GeForce 3 Ti 500
| Name | GeForce 3 Ti500 |
| Core | NV20 |
| Process technology (µm) | 0.15 |
| Transistors (million) | 60 |
| Core frequency | 240 |
| Memory frequency (DDR) | 250 (500) |
| Bus and memory type | DDR-128bit |
| Bandwidth (Gb/s) | 8.0 |
| Pixel pipelines | 4 |
| TMU per conveyor | 2 |
| textures per clock | 8 |
| textures per pass | 4 |
| Vertex conveyors | 1 |
| Pixel Shaders | 1.1 |
| Vertex Shaders | 1.1 |
| Fill Rate (Mpix/s) | 960 |
| Fill Rate (Mtex/s) | 1920 |
| DirectX | 8.0 |
| Anti-Aliasing (Max) | MS - 4x |
| Anisotropic Filtering (Max) | 8x |
| Memory | 64 / 128 MB |
| Interface | AGP4x |
| RAMDAC | 350MHz |
Enough time has passed since the first appearance of Ge Force 3, and it has already become morally obsolete, in order to successfully promote its products, NVIDIA simply got Microsoft to recognize pixel shaders versions 1.2 and 1.3 as sufficient to declare compatibility with DirectX 8.1. And if the Radeon 8500 really supported significantly modified and qualitatively expanded pixel shaders (large shader code length, many new commands, new possibilities for random sampling of values from textures, etc.), then in the case of NVIDIA products, we are still talking about only minor changes. (a few new commands have been added, the number of registers and the length of shaders have remained the same).
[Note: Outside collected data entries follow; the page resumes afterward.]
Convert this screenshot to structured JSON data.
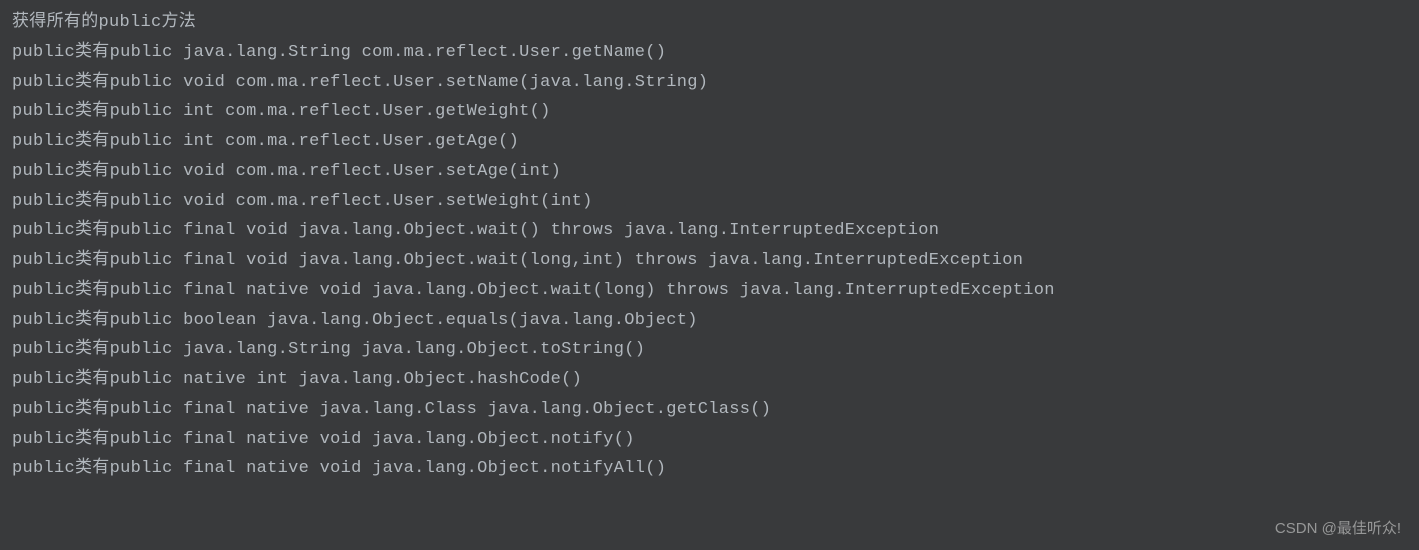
{
  "console": {
    "header": "获得所有的public方法",
    "lines": [
      "public类有public java.lang.String com.ma.reflect.User.getName()",
      "public类有public void com.ma.reflect.User.setName(java.lang.String)",
      "public类有public int com.ma.reflect.User.getWeight()",
      "public类有public int com.ma.reflect.User.getAge()",
      "public类有public void com.ma.reflect.User.setAge(int)",
      "public类有public void com.ma.reflect.User.setWeight(int)",
      "public类有public final void java.lang.Object.wait() throws java.lang.InterruptedException",
      "public类有public final void java.lang.Object.wait(long,int) throws java.lang.InterruptedException",
      "public类有public final native void java.lang.Object.wait(long) throws java.lang.InterruptedException",
      "public类有public boolean java.lang.Object.equals(java.lang.Object)",
      "public类有public java.lang.String java.lang.Object.toString()",
      "public类有public native int java.lang.Object.hashCode()",
      "public类有public final native java.lang.Class java.lang.Object.getClass()",
      "public类有public final native void java.lang.Object.notify()",
      "public类有public final native void java.lang.Object.notifyAll()"
    ]
  },
  "watermark": "CSDN @最佳听众!"
}
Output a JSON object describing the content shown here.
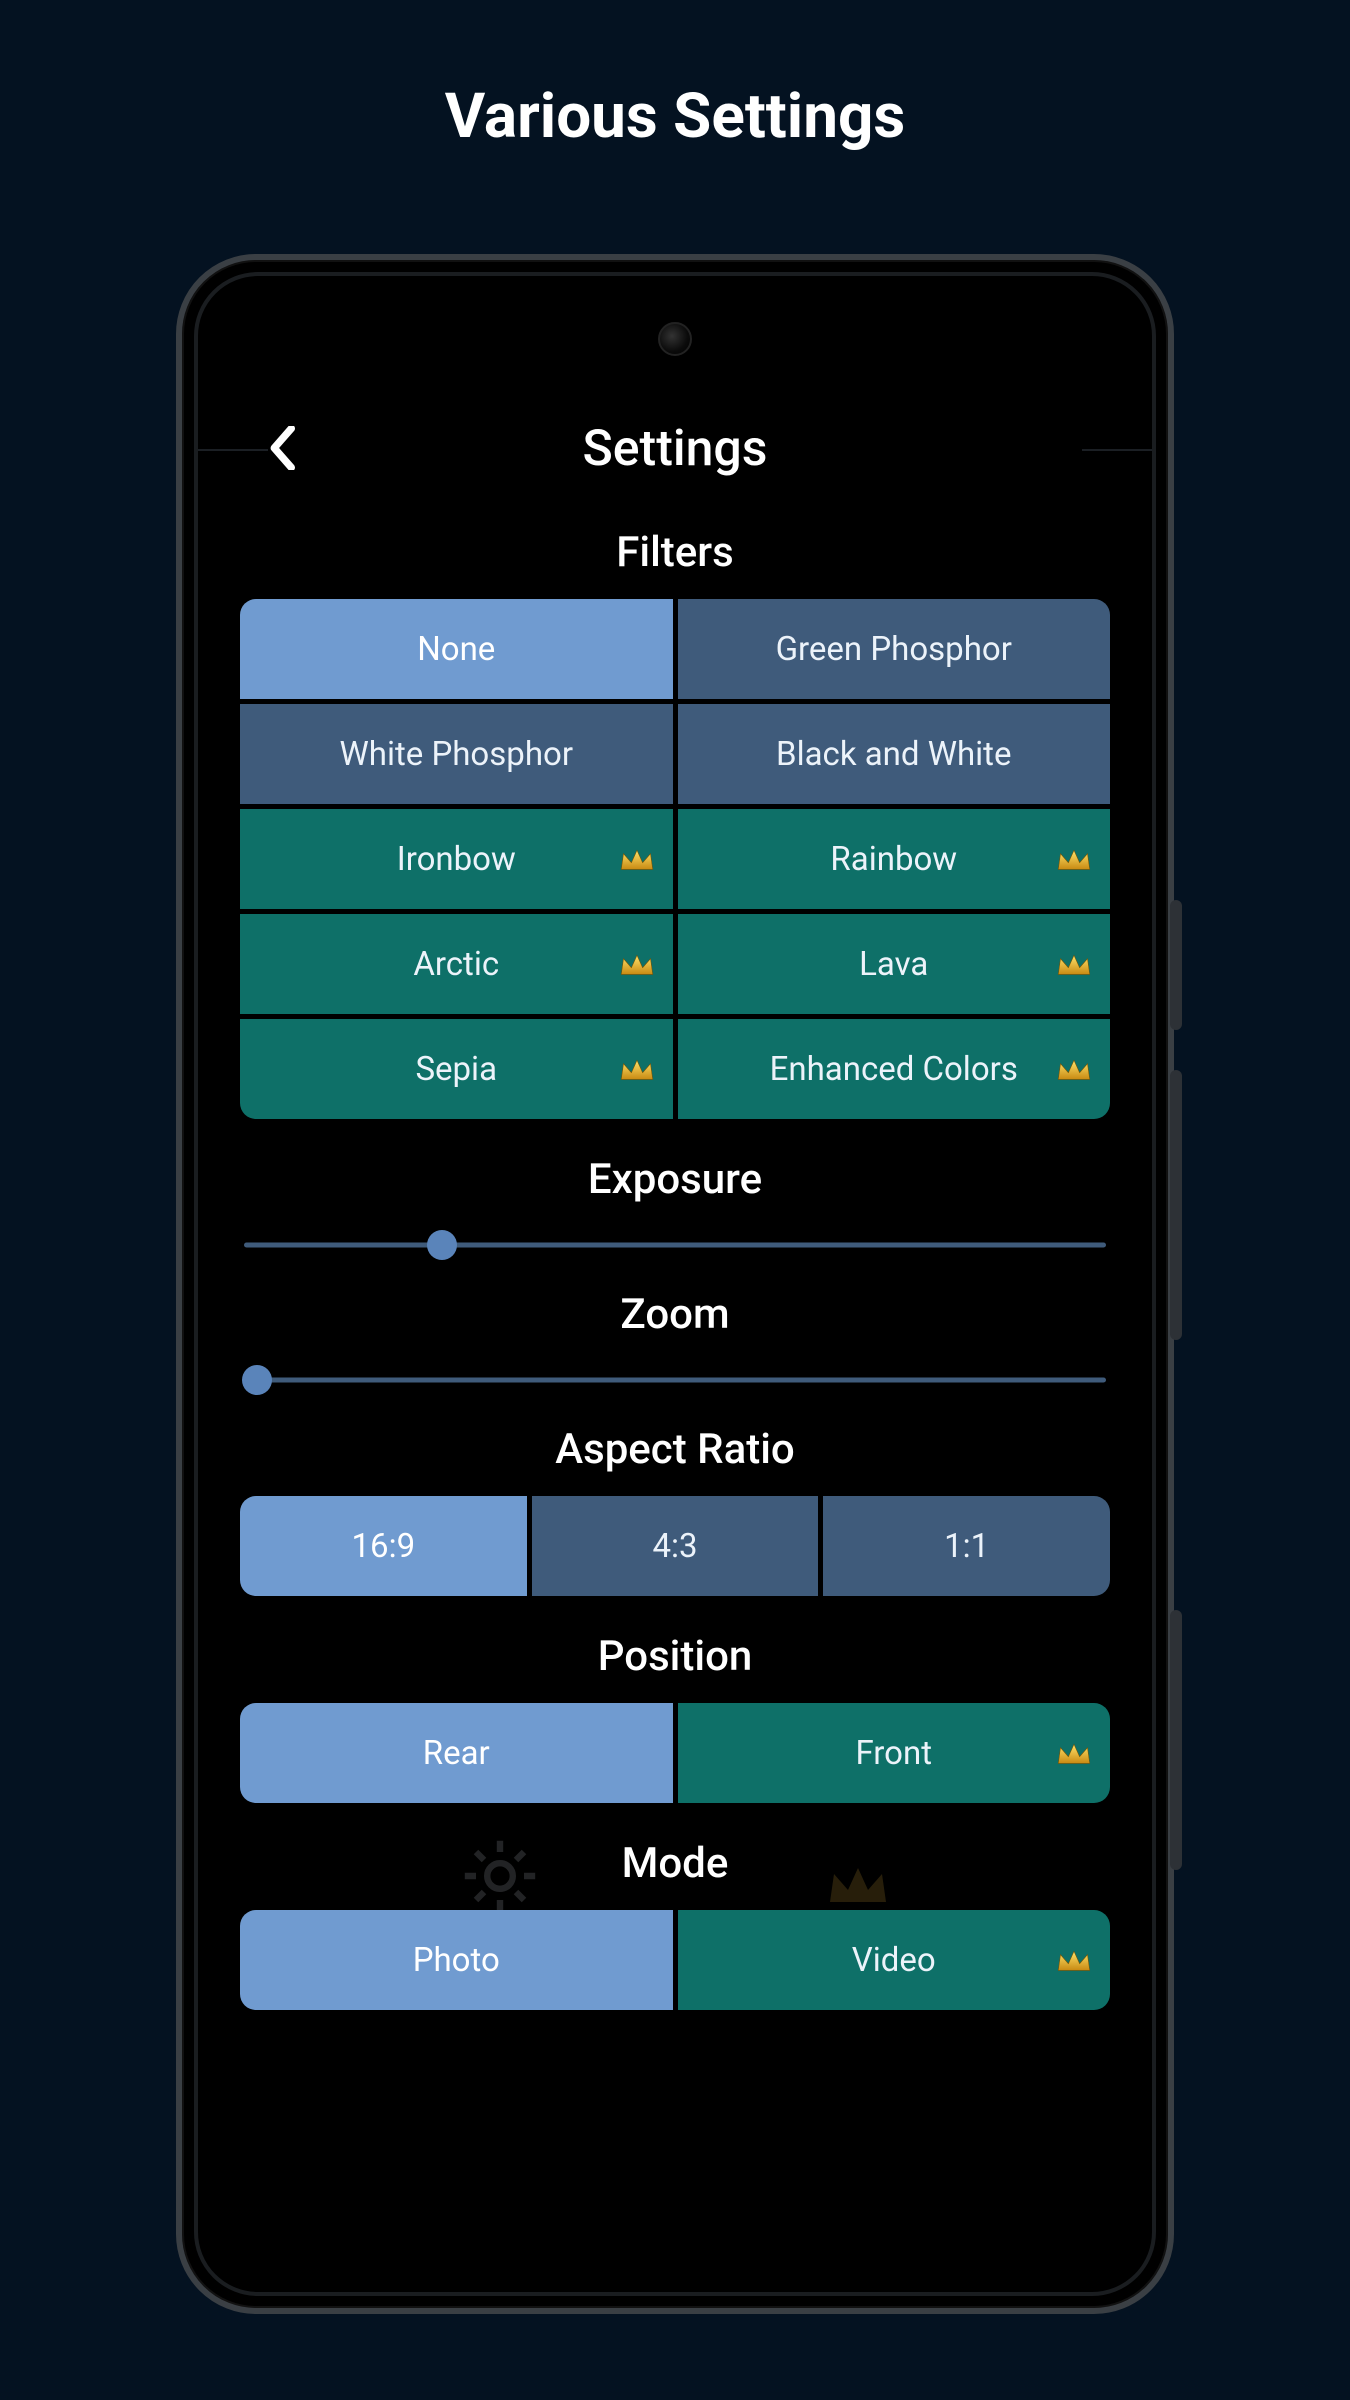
{
  "page_title": "Various Settings",
  "header": {
    "title": "Settings"
  },
  "filters": {
    "title": "Filters",
    "items": [
      {
        "label": "None",
        "state": "selected",
        "premium": false
      },
      {
        "label": "Green Phosphor",
        "state": "unselected",
        "premium": false
      },
      {
        "label": "White Phosphor",
        "state": "unselected",
        "premium": false
      },
      {
        "label": "Black and White",
        "state": "unselected",
        "premium": false
      },
      {
        "label": "Ironbow",
        "state": "premium",
        "premium": true
      },
      {
        "label": "Rainbow",
        "state": "premium",
        "premium": true
      },
      {
        "label": "Arctic",
        "state": "premium",
        "premium": true
      },
      {
        "label": "Lava",
        "state": "premium",
        "premium": true
      },
      {
        "label": "Sepia",
        "state": "premium",
        "premium": true
      },
      {
        "label": "Enhanced Colors",
        "state": "premium",
        "premium": true
      }
    ]
  },
  "exposure": {
    "title": "Exposure",
    "value_pct": 23
  },
  "zoom": {
    "title": "Zoom",
    "value_pct": 1.5
  },
  "aspect_ratio": {
    "title": "Aspect Ratio",
    "items": [
      {
        "label": "16:9",
        "state": "selected"
      },
      {
        "label": "4:3",
        "state": "unselected"
      },
      {
        "label": "1:1",
        "state": "unselected"
      }
    ]
  },
  "position": {
    "title": "Position",
    "items": [
      {
        "label": "Rear",
        "state": "selected",
        "premium": false
      },
      {
        "label": "Front",
        "state": "premium",
        "premium": true
      }
    ]
  },
  "mode": {
    "title": "Mode",
    "items": [
      {
        "label": "Photo",
        "state": "selected",
        "premium": false
      },
      {
        "label": "Video",
        "state": "premium",
        "premium": true
      }
    ]
  },
  "colors": {
    "selected": "#709bd0",
    "unselected": "#3f5b7b",
    "premium": "#0e7068",
    "bg": "#041221"
  }
}
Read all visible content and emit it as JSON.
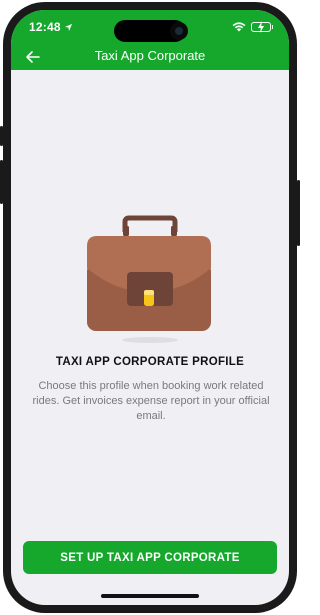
{
  "status_bar": {
    "time": "12:48",
    "location_icon": "location-arrow-icon",
    "wifi_icon": "wifi-icon",
    "battery_icon": "battery-charging-icon"
  },
  "header": {
    "title": "Taxi App Corporate",
    "back_icon": "back-arrow-icon"
  },
  "main": {
    "illustration_icon": "briefcase-icon",
    "title": "TAXI APP CORPORATE PROFILE",
    "description": "Choose this profile when booking work related rides. Get invoices expense report in your official email."
  },
  "footer": {
    "cta_label": "SET UP TAXI APP CORPORATE"
  },
  "colors": {
    "brand_green": "#15a82d",
    "screen_bg": "#f0eff4",
    "briefcase_brown": "#b06f52",
    "briefcase_dark": "#9a5e47",
    "clasp_yellow": "#f5c518"
  }
}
Therefore, it was worth clearly distinguishing between "that" and "that" DirectX 8.1, operating with specific versions of shaders, and not in general terms about compatibility with the 8.1 version of the API.
The video card showed impressive performance for its time period at the time of release (before the appearance of the Radeon 8500), being the most powerful graphics accelerator, but it was not immediately in demand due to its overpriced price.